The drinking water needs of an office are met by cooling tab water in a refrigerated water fountain from 23 to 6°C at an average rate of 10 kg/h. If the COP of this refrigerator is 3.1, the required power input to this refrigerator is

(a) 197W
(b) 612W
(c) 64W
(d) 109W
(e) 403W

Answer 1

Win = 64 W ... Option C

Step-by-step explanation:

Given:-

- The water is cooled in the refrigerator with delta temperature, ΔT=(23 - 6 )

- The flow rate of the refrigerated water is flow ( m ) = 10 kg/h

- The COP of the refrigerator is = 3.1:

Find:-

the required power input to this refrigerator is

Solution:-

- The COP - The coefficient of performance of a refrigerator is a quantity that defines the efficiency of the system.
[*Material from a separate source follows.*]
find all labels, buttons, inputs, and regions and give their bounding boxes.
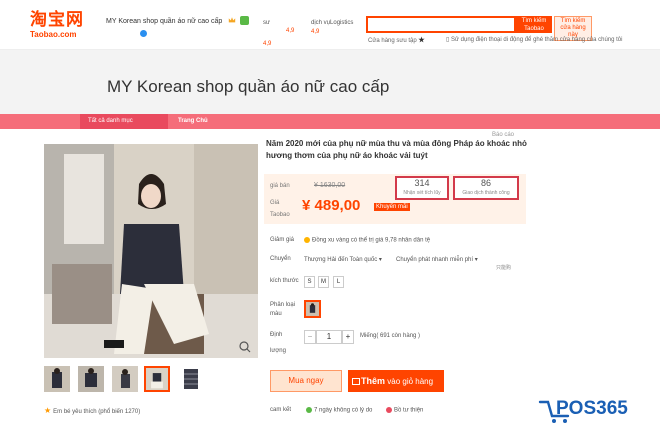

The COP is given as:

COP = QL / Win

Where,

QL : The rate of heat loss

Win : The input power required

- The rate of heat loss can be determined from first law of thermodynamics.

Qin - Wout = flow (m)*c*ΔT

Where,

Qin = - QL ... Heat lost.

c : The heat capacity of water = 4,200 J / kg°C

- There is no work being done on the system so, Wout = 0

-QL = flow (m)*c*ΔT

-QL = ( 10 / 3600 )*4200*( 6 - 23 )

QL = 198.33 W

- The required power input ( Qin ) would be:

Win = QL / COP

Win = 198.33 / 3.1

= 63.97 W ≈ 64 W

Answer 2

The correct option is;

(c) 64W

Step-by-step explanation:

Here we have the Coefficient Of Performance, COP given by

`COP = (Q_(cold))/(W) = 3.1`

The heat change from 23° to 6°C for a mass of 10 kg/h which is equivalent to 10/(60×60) kg/s or 2.78 g/s we have

`Q_(cold)` = m·c·ΔT = 2.78 × 4.18 × (23 - 6) = 197.39 J

Therefore, plugging in the value for
`Q_(cold)` in the COP equation we get;

`COP = (197.39 )/(W) = 3.1` which gives

`W = (197.39 )/(3.1) = 63.674 \ J`

Since we were working with mass flow rate then the power input is the same as the work done per second and the power input to the refrigerator = 63.674 J/s ≈ 64 W.

The power input to the refrigerator is approximately 64 W.